People Places & Racing News


Below are some of the key racing moments from 2007 as determined by National Speed Sport News.  

After 33 years, the International Race of Champions went out of business after a title sponsor did not materialize. By the end of the year, the cars had been sold and the final chapter in the glorious history of the series that pitted the world’s best drivers in identically prepared cars, was over. Tony Stewart, who won the 2006 title, will go down in history as the final IROC champion.

The McLaren Formula One team was fined a record $100 million for its part in a spying scandal, which saw it receive proprietary information regarding Ferrari’s Formula One car.

While Sebastien Bourdais earned his fourth straight Champ Car World Series title, the series had more than its share of hardships during the 2007 season. Months before the season began, Ford withdrew its support of the series and then races in Korea and China and on the streets of Denver and Phoenix were canceled.

NASCAR Nextel Cup Series veteran Ricky Rudd, longtime Indy car racer Michael Andretti and five-time NHRA drag-racing champion Kenny Bernstein all decided to retire for the second time, but don’t be surprised if any or all of the trio of drivers is behind the wheel again before 2008 is over.

Racing legend Mario Andretti made an attempt to broker an open-wheel summit with representatives from the Indy Racing League and the Champ Car World Series, but the talks broke off before they started, leaving little hope that the two series will ever unite. If Mario Andretti can’t make it happen, who can?

The NASCAR Nextel Cup Series will be retitled the NASCAR Sprint Cup Series in 2008 thanks to the 2006 merger of Nextel and Sprint. As well, Busch is gone after 25 seasons sponsoring the Busch Series, and Nationwide will debut as sponsor of NASCAR’s junior circuit, now known as the Nationwide Series, in February. Finally, 2008 will be Craftsman’s final year sponsoring NASCAR’s Truck Series. The sanctioning body is currently courting replacements for the Sears-owned tool manufacturer.

A trio of Indy 500 winners will be migrating to stock-car country in 2008. Defending Indy winner Dario Franchitti will join another former Indy winner, Juan Pablo Montoya, with Chip Ganassi Racing with Felix Sabates, while 1995 500 champ Jacques Villeneuve will race for Bill Davis Racing, and 2006 Borg-Warner trophy winner Sam Hornish Jr. shifts from the Penske Racing Indy car team to the Penske Racing NASCAR operation.

Toyota’s first season in the NASCAR Nextel Cup Series was a struggle. It did not win a race and Dave Blaney was the only Toyota driver to finish in the top 35 in points. The Toyota effort will be bolstered by the addition of the Joe Gibbs Racing team and Hall of Fame Racing in 2008. Toyota won a pair of NASCAR Busch Series races, with Jason Leffler and David Reutimann each taking short-track triumphs.

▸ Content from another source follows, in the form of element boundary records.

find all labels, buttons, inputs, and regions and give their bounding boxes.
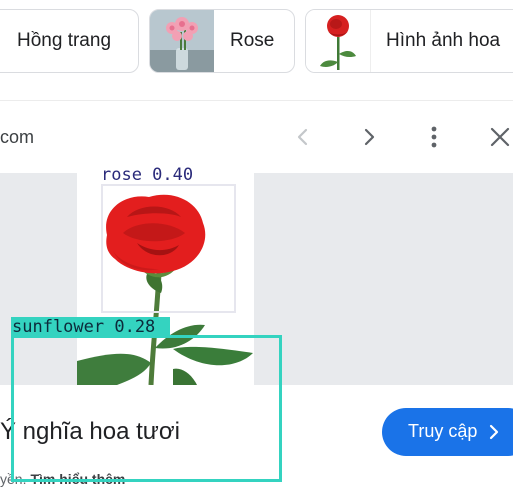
more-options-button[interactable] [416,119,452,155]
chevron-left-icon [297,128,308,146]
chip-thumbnail-red-rose [306,10,371,72]
more-vert-icon [431,126,437,148]
close-icon [490,127,510,147]
chip-fade [504,10,513,72]
detection-label-sunflower: sunflower 0.28 [11,317,170,337]
related-chip-rose[interactable]: Rose [149,9,295,73]
detection-label-rose: rose 0.40 [101,165,194,185]
detection-box-sunflower [11,335,282,482]
chip-label: Hình ảnh hoa [386,30,501,51]
visit-button-label: Truy cập [408,421,478,441]
chip-thumbnail-bouquet [150,10,214,72]
related-chip-hong-trang[interactable]: Hồng trang [0,9,139,73]
related-searches-bar: Hồng trang Rose Hình ảnh hoa [0,0,513,92]
source-domain[interactable]: com [0,127,34,148]
chip-label: Hồng trang [17,30,112,51]
visit-button[interactable]: Truy cập [382,408,513,456]
detection-box-rose [101,184,236,313]
chip-label: Rose [230,30,275,51]
previous-image-button[interactable] [285,119,321,155]
next-image-button[interactable] [351,119,387,155]
related-chip-hinh-anh-hoa[interactable]: Hình ảnh hoa [305,9,513,73]
chevron-right-icon [364,128,375,146]
chevron-right-icon [489,424,499,440]
close-viewer-button[interactable] [482,119,513,155]
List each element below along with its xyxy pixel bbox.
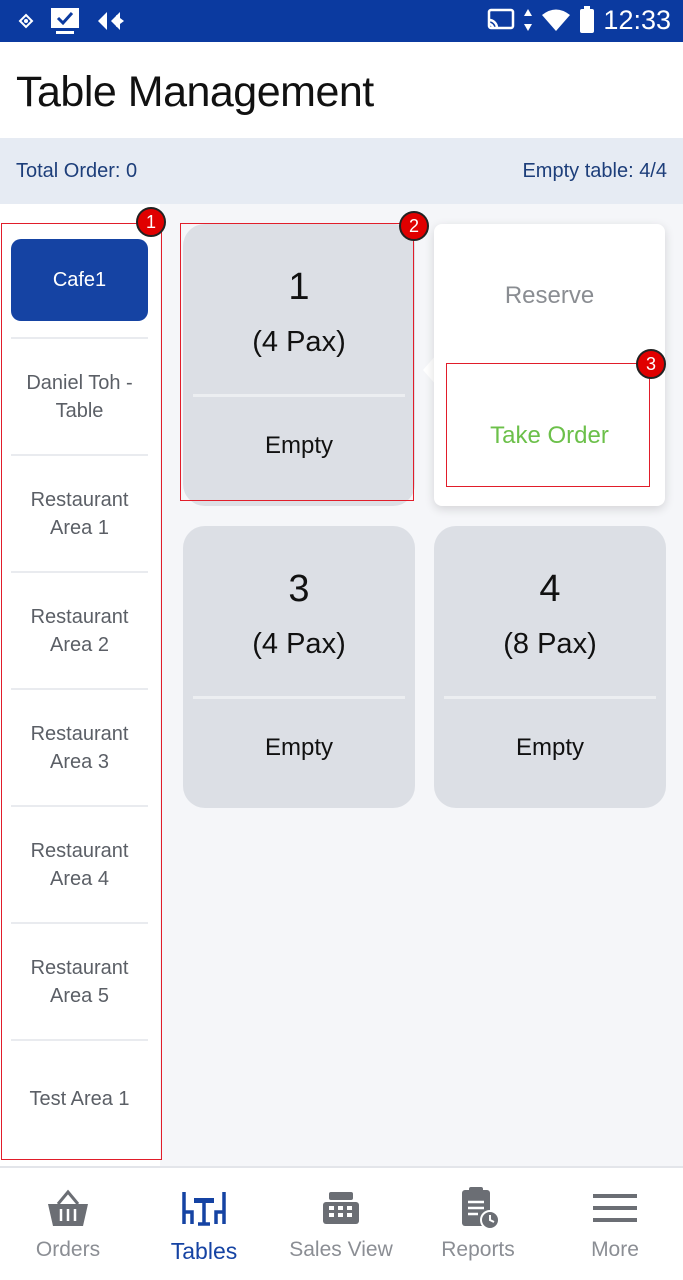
nav-reports[interactable]: Reports (410, 1168, 546, 1280)
app-header: Table Management (0, 42, 683, 138)
nav-label: More (591, 1238, 639, 1261)
annotation-badge-1: 1 (136, 207, 166, 237)
table-card-4[interactable]: 4 (8 Pax) Empty (434, 526, 666, 808)
summary-bar: Total Order: 0 Empty table: 4/4 (0, 138, 683, 204)
nav-orders[interactable]: Orders (0, 1168, 136, 1280)
status-time: 12:33 (603, 4, 671, 35)
nav-label: Sales View (289, 1238, 393, 1261)
nav-label: Tables (170, 1238, 238, 1264)
annotation-badge-2: 2 (399, 211, 429, 241)
hamburger-menu-icon (593, 1194, 637, 1222)
nav-more[interactable]: More (547, 1168, 683, 1280)
data-arrows-icon (524, 9, 533, 31)
cast-icon (488, 8, 515, 30)
bottom-navigation: Orders Tables Sales View Reports More (0, 1166, 683, 1280)
wifi-icon (542, 9, 571, 31)
nav-label: Orders (35, 1238, 101, 1261)
battery-icon (580, 6, 595, 33)
nav-label: Reports (441, 1238, 515, 1261)
annotation-box-1 (1, 223, 162, 1160)
tables-icon (182, 1192, 226, 1226)
table-number: 4 (539, 568, 561, 610)
download-check-icon (51, 8, 79, 34)
annotation-badge-3: 3 (636, 349, 666, 379)
nav-sales-view[interactable]: Sales View (273, 1168, 409, 1280)
table-status: Empty (264, 734, 333, 761)
page-title: Table Management (16, 68, 374, 116)
cash-register-icon (323, 1192, 359, 1224)
table-pax: (8 Pax) (503, 628, 597, 660)
annotation-box-2 (180, 223, 414, 501)
signal-small-icon (18, 13, 34, 29)
divider (444, 696, 656, 699)
table-pax: (4 Pax) (252, 628, 346, 660)
divider (193, 696, 405, 699)
table-number: 3 (288, 568, 310, 610)
reserve-button[interactable]: Reserve (434, 282, 665, 310)
table-status: Empty (515, 734, 584, 761)
basket-icon (48, 1189, 88, 1226)
navigation-icon (98, 12, 124, 30)
nav-tables[interactable]: Tables (136, 1168, 272, 1280)
total-order-label: Total Order: 0 (16, 160, 138, 182)
empty-table-label: Empty table: 4/4 (522, 160, 667, 182)
report-clipboard-icon (462, 1187, 500, 1230)
main-content: Cafe1 Daniel Toh - Table Restaurant Area… (0, 204, 683, 1166)
table-card-3[interactable]: 3 (4 Pax) Empty (183, 526, 415, 808)
annotation-box-3 (446, 363, 650, 487)
status-bar: 12:33 (0, 0, 683, 42)
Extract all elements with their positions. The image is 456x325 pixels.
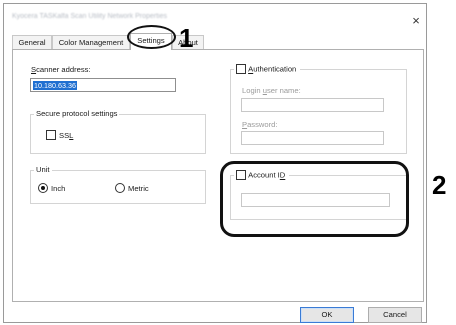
secure-protocol-label: Secure protocol settings	[34, 109, 120, 118]
radio-selected-dot	[41, 186, 45, 190]
metric-radio[interactable]	[115, 183, 125, 193]
password-input[interactable]	[241, 131, 384, 145]
window-title: Kyocera TASKalfa Scan Utility Network Pr…	[12, 13, 167, 20]
authentication-group: Authentication Login user name: Password…	[230, 64, 407, 154]
ssl-checkbox[interactable]	[46, 130, 56, 140]
tab-general[interactable]: General	[12, 35, 52, 49]
tab-color-management[interactable]: Color Management	[52, 35, 130, 49]
callout-number-1: 1	[179, 23, 194, 53]
authentication-checkbox[interactable]	[236, 64, 246, 74]
scanner-address-value: 10.180.63.36	[33, 81, 77, 90]
scanner-address-input[interactable]: 10.180.63.36	[30, 78, 176, 92]
unit-label: Unit	[34, 165, 52, 174]
password-label: Password:	[242, 120, 278, 129]
callout-oval-settings-tab	[127, 25, 176, 49]
cancel-button[interactable]: Cancel	[368, 307, 422, 323]
close-icon[interactable]: ×	[409, 14, 423, 28]
inch-label: Inch	[51, 184, 66, 193]
ok-button[interactable]: OK	[300, 307, 354, 323]
scanner-address-label: Scanner address:	[31, 65, 91, 74]
metric-label: Metric	[128, 184, 149, 193]
authentication-header: Authentication	[234, 64, 301, 74]
inch-radio[interactable]	[38, 183, 48, 193]
unit-group: Unit Inch Metric	[30, 165, 206, 204]
authentication-label: Authentication	[248, 64, 297, 74]
ssl-label: SSL	[59, 131, 74, 140]
secure-protocol-group: Secure protocol settings SSL	[30, 109, 206, 154]
login-user-name-label: Login user name:	[242, 86, 301, 95]
callout-box-account-id	[220, 161, 409, 237]
login-user-name-input[interactable]	[241, 98, 384, 112]
callout-number-2: 2	[432, 170, 447, 200]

With the costs of racing in the Nextel Cup Series getting higher and higher, several prominent teams found investment partners or merged with other operations. With a large investment by John Henry and the Fenway Sports Group, Roush Racing became Roush Fenway Racing. Montreal Canadiens owner George Gillett Jr. bought an interest in Evernham Motorsports, making it Gillett Evernham Motorsports. Ginn Racing ran out of money and merged its operation with Dale Earnhardt Inc., and Michael Waltrip Racing secured the financial support of investment banker Robert Kauffman. As well, Arizona Diamondbacks executives Jeff Moorad and Tom Garfinkel purchased a controlling interest in Hall of Fame Racing.